Suppose that region middle-earth-1 experienced a cascading failure starting at 10:00:00 UTC, causing various instances and machines to fail over time. Temporal's automatic failover triggered for all Namespaces and completed at 10:15:00 UTC.

  • Namespace 0 was in the region but its cell was not affected by the outage. The only downtime it had was for a few seconds during the failover operation. It experienced a near-zero Recovery Time, and its service error rate was neglible.

  • Namespace 1_A was in the region and its cell experienced a partial degradation that caused 10% of requests to fail in the first 5 minutes, 25% in the second five minutes, and 50% in the third five minutes. Since it was significantly impacted from 10:00:00 to 10:15:00, its Recovery Time was 15 minutes. If it had no other service errors that month, then its service error rate for the month would be: ( (1 - 10%) + (1 - 25%) + (1 - 50%) + 8925 * 100% ) / 8928 = 99.990%. (Note: there are 8928 5-minute periods in a 31-day month.)

  • Namespace 1_B was in the same cell as Namespace 2_A, so it also experienced a partial degradation that caused 10% of requests to fail. However, its owner detected the outage via their own tooling and decided to manually failover at 10:05:00. This Namespace achieved a recovery time of 5 minutes and a service error rate of ( 1 * (1 - 10%) + 8927 * 100% ) / 8928 = 99.998%.

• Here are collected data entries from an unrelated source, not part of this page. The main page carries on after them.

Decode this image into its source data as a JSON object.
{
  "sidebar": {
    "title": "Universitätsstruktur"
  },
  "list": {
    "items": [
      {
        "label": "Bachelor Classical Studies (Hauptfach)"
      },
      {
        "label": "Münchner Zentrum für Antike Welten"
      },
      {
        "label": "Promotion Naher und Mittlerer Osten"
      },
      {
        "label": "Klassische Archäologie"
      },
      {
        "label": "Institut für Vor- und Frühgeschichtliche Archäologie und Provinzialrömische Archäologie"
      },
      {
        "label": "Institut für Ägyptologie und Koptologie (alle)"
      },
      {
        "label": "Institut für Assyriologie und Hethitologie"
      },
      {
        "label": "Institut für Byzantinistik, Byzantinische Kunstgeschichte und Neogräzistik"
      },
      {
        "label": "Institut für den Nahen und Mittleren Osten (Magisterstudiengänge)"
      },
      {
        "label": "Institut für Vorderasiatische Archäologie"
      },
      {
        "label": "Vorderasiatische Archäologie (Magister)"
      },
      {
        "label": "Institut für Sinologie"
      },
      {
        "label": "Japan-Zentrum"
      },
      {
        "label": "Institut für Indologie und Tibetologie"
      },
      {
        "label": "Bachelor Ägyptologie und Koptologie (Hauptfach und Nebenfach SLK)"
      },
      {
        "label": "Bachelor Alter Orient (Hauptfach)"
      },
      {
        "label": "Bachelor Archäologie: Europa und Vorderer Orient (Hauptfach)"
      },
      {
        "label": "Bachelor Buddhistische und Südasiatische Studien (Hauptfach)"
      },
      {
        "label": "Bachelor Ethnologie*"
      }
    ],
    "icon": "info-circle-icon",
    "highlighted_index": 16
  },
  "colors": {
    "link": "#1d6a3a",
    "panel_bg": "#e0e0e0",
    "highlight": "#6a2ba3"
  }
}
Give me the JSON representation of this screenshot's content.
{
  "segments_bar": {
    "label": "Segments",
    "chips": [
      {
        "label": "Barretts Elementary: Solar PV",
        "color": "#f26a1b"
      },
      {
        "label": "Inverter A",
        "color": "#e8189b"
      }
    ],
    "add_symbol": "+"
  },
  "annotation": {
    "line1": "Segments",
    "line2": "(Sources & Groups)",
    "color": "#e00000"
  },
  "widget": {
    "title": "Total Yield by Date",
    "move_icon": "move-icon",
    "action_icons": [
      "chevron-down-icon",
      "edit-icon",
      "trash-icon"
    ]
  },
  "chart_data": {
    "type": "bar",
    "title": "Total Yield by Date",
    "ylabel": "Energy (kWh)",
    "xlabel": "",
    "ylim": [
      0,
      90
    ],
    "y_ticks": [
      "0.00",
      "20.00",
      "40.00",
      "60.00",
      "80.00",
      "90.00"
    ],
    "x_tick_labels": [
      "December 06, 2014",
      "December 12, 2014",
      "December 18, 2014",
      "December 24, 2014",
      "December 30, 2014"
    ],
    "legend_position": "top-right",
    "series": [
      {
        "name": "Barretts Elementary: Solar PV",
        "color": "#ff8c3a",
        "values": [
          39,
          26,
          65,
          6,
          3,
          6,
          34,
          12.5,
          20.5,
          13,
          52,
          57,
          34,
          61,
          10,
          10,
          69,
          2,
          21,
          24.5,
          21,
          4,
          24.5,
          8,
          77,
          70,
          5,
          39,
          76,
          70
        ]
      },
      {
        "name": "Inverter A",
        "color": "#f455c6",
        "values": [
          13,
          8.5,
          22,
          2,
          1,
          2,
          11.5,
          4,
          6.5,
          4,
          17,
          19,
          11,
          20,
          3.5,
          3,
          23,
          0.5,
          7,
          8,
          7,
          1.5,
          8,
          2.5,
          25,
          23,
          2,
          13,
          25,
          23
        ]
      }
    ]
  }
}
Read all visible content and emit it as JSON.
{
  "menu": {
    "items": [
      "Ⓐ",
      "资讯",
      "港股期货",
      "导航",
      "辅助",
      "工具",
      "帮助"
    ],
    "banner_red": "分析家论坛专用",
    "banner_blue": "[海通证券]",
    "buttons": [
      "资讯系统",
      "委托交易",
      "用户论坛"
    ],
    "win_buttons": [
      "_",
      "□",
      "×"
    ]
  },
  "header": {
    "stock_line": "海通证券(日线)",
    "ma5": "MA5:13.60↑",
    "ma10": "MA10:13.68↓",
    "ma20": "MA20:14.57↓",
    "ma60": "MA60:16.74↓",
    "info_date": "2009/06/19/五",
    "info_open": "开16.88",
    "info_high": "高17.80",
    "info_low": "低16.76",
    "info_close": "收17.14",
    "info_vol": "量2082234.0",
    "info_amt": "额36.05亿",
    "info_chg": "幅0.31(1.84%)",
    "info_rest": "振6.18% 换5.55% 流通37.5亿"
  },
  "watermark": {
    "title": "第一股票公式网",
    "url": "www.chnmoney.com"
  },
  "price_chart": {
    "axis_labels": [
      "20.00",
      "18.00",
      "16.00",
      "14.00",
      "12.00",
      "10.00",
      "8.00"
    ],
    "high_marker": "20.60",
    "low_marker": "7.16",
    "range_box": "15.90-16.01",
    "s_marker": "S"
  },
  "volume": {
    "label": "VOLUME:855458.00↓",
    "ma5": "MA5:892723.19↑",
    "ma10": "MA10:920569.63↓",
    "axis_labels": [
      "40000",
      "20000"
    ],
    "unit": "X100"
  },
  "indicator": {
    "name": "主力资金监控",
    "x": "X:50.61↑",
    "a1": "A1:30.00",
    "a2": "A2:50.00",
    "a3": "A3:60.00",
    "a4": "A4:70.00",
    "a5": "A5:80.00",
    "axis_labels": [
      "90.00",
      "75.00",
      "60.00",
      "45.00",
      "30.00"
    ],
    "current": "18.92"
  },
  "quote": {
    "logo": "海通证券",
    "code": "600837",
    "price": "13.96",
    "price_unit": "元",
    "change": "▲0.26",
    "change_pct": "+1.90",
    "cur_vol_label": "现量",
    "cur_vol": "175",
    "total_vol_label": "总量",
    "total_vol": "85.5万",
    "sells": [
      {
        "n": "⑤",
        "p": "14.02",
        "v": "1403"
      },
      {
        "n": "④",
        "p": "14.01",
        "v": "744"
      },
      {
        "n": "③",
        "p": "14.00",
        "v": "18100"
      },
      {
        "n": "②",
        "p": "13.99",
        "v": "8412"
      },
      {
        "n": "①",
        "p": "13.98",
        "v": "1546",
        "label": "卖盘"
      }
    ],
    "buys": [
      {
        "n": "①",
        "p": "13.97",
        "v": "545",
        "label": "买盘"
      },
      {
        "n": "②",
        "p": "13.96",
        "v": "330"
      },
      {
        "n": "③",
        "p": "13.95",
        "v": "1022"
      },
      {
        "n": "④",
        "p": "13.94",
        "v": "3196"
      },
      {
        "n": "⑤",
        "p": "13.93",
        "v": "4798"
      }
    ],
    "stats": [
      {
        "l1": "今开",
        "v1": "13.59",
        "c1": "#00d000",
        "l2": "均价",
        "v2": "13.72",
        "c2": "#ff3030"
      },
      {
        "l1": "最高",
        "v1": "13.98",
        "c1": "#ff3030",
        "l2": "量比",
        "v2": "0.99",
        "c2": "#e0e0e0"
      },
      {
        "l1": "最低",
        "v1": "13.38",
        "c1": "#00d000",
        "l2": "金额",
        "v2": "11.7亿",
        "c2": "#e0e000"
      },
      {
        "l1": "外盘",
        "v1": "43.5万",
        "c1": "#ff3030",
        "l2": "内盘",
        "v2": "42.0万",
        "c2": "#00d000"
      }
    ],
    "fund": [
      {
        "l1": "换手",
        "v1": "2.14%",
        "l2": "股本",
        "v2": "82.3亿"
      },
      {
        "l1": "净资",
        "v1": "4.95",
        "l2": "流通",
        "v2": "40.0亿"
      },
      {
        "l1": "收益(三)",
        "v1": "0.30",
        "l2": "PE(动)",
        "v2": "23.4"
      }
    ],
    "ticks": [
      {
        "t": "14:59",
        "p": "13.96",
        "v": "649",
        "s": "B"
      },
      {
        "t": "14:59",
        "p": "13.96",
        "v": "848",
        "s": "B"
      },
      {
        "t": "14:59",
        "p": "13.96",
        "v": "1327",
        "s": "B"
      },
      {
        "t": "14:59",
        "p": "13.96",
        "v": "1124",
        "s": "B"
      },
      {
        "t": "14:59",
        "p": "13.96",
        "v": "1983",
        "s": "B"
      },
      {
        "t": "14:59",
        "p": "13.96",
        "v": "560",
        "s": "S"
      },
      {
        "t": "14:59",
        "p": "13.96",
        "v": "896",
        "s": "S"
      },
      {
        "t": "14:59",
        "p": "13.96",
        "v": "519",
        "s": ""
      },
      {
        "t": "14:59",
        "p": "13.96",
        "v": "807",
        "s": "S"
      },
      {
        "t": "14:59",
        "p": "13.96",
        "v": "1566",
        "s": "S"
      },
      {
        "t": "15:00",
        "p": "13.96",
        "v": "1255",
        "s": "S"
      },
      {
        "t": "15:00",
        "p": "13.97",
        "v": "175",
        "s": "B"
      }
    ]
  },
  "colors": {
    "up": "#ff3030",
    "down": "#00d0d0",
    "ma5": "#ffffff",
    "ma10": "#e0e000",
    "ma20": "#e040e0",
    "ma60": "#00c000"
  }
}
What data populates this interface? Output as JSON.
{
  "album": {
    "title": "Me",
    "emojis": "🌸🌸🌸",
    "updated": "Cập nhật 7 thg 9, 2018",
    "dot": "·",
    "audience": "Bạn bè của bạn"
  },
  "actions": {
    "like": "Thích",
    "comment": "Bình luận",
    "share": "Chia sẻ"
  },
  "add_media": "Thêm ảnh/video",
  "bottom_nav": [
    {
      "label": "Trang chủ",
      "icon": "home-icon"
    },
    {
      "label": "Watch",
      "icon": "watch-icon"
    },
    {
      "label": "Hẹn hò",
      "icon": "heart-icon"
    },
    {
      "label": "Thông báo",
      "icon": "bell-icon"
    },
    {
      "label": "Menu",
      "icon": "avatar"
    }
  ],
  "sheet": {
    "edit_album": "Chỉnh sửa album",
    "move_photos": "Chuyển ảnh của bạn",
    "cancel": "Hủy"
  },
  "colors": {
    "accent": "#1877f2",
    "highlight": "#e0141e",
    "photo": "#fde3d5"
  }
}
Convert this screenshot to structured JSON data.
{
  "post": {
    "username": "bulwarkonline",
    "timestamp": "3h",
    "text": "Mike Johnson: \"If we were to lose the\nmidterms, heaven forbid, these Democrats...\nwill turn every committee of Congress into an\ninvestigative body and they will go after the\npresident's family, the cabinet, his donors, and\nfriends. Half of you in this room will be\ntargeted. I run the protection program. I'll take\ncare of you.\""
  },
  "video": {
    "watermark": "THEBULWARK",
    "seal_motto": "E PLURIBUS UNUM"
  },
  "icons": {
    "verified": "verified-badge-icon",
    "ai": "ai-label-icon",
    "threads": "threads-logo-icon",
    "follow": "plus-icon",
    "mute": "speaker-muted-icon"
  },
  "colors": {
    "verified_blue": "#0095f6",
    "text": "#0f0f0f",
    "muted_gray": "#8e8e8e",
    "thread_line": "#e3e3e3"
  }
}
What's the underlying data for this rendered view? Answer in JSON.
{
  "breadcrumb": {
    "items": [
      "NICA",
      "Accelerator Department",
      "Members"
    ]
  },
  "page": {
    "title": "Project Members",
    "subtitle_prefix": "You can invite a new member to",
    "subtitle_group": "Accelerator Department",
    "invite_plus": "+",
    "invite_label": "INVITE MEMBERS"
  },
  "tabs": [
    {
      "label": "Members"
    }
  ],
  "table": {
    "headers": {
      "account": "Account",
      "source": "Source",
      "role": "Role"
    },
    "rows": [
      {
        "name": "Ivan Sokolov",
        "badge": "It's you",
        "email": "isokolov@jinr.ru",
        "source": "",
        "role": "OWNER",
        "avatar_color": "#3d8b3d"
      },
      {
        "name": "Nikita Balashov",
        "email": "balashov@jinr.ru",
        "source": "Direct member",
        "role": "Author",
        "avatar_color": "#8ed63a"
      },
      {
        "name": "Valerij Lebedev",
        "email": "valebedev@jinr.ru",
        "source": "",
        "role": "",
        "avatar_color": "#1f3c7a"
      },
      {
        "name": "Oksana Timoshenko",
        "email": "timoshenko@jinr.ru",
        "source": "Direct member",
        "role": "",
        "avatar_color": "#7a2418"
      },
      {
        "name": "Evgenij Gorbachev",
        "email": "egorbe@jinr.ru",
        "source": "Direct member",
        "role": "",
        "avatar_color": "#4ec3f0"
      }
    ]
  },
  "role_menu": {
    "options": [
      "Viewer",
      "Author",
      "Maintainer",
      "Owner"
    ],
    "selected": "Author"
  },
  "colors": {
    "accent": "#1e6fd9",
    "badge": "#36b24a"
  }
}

  • Namespace 2_A was in the region and its cell was fully network partitioned at the start of the outage, causing 100% of requests to fail. Since it was significantly impacted from 10:00:00 to 10:15:00, its Recovery Time was 15 minutes. If it had no other service errors that month, then its service error rate for the month would be: ( 3 * (1 - 100%) + 8928 * 100% ) / 8640 5-minute periods per month = 99.97%.

  • Namespace 2_B was in the region and was fully network partitioned, causing 100% of requests to fail. However, its owner detected the outage via their own tooling and decided to manually failover at 10:05:00. This Namespace achieved a recovery time of 5 minutes and a service error rate of ( 1 5-minute periods * (1 - 100%) + 8639 5-minute periods * 100% ) / 8640 5-minute periods per month = 99.99%.

All of the above Namespaces were in the affected region, but they achieved varying recovery times and service error rates.

  • Notice how Namespace 1_A and Namespace 2_A were both automatically failed over with the same recovery time but different service error rates. Notice how Namespace 2_B and Namespace 1_A happen to have the same service error rate but different recovery times. This illustrates how RTO and SLA can differ, even in the same outage. Both are valuable tools for Temporal Cloud users to measure the availability of their Namespaces.

  • Notice how the Namespaces that were manually failed over (Namespace 1_B and Namespace 2_B) achieved lower recovery times than the Namespaces that were automatically failed over (Namespace 1_A and Namespace 2_A). This illustrates how proactive, aggressive manual failover can achieve a better recovery time than automatic failover.